The book ends with a suspenseful point-of-view switching scene in which the major and some of the minor characters reach their respective epiphanies. Todd and Sarah even realize that they've been acting like irresponsible teenagers, though Todd has to be hit on the head to finally get it.
Little Children is a deceptively quick read: its dialogue and prose belie a deeper meaning than a mere chronical of events that take place over one summer.

Pee Wee's Playhouse

I've been watching Cartoon Network's Adult Swim's reruns of Pee Wee's Playhouse (Wikipedia's entry) and it really takes me back to the late 80's/early 90's. I must have seen every episode three or four times because I remember them with great clarity.
I also find it hilarious that it's showing at 11 at night when the kiddies are supposed to be asleep. My sister was watching it at the tender age of 5 and I at 13.
I absoultely love the first season. It was an absurd mixture straight out of a John Waters movie. Everything fits together: the wonderful incedental music by Mark Mothersbaugh; the strange toys; the puppets; the speedo-wearing, buff and tan Tito the lifeguard; and the Divine Mrs. Steve.
The second season started up the other night - wow, what a disappointment. I forgot how much things changed.
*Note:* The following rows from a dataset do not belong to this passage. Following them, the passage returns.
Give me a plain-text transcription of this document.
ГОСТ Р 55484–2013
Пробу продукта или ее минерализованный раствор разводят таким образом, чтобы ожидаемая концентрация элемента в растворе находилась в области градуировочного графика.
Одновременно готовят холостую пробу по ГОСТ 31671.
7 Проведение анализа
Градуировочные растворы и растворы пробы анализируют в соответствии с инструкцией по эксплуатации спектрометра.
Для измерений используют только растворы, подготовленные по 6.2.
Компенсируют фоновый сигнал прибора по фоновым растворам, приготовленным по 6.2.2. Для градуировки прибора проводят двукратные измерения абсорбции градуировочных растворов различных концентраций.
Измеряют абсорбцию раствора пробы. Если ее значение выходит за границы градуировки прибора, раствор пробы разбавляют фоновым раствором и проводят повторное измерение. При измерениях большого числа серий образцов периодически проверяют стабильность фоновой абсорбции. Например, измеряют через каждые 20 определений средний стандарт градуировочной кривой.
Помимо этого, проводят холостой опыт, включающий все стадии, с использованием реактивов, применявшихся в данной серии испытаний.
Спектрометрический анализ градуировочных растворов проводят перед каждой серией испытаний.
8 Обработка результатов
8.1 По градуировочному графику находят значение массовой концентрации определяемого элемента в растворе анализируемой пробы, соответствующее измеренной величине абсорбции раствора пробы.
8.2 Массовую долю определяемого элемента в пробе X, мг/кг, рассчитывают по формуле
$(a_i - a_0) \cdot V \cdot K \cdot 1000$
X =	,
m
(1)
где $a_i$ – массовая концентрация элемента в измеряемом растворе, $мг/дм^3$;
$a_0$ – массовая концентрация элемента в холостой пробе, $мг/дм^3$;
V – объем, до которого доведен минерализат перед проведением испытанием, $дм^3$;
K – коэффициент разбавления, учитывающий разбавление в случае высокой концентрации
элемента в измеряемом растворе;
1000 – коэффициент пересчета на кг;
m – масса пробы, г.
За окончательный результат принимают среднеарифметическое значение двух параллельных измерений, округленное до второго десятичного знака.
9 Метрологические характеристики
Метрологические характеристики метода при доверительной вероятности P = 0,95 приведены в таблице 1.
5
And not for the better, in my opinion.
In the first episode of the second season, Pee Wee is redecorating his playhouse and everything's under drop cloths. I guess this is their way of easing the kids at home into the big changes.
And those changes in order of what irks me most are:
  • Captain Carl (the always funny late Phil Hartman) is gone
  • The incedental music of Mark Mothersbaugh is replaced by that of The Residents and is more like traditional cartoon music than Mothersbaugh's subtle stylings
  • the cute and sassy Dixie is replaced by the trio of flowers who now announce the King of Cartoon's arrival (lame!)
  • the bedroom-eyed Globey, who always looked as if he were looking directly at whomever was talking to him, is replaced by a new cartoony, beady-eyed one (although the French accent remains)
  • there's a new King of Cartoons (and a TV to replace the film projector; Pee Wee was righteously disappointed when the new King bestowed upon him the TV)
  • beefcake Tito the life guard (hey, everything can use more Tito!) is replaced by Ricardo the soccer player who wears more modest shorts and a shirt (a shirt?!)
  • the playhouse kids (did you know Opal was played by the ill-fated Natasha Lyonne?) are gone
  • the "Divine" Mrs. Steve is replaced by Mrs. Renee
Thankfully, Lawrence Fishburn remains as Cowboy Curtis. (hoooo-whee!)
I'll still watch, but I'll feel cheated.

Jersey Shore literature

Salon is doing a series of book discussions focused on where in the world the book is set. Today's article by Susy Hansen is about the literature of the Jersey Shore. The first book on her list is Frederick Reiken's Lost Legends of New Jersey .
I read this a couple of years ago and found Reiken's discussions of the Shore to be pretty much just an expansion of those "You know you're from the Jersey Shore if..." emails. Great for people who grew up in Jersey and moved away, boring for people like me who still live here. FYI: The book only focuses on the Shore in the first half; it moves up to North Jersey thereafter.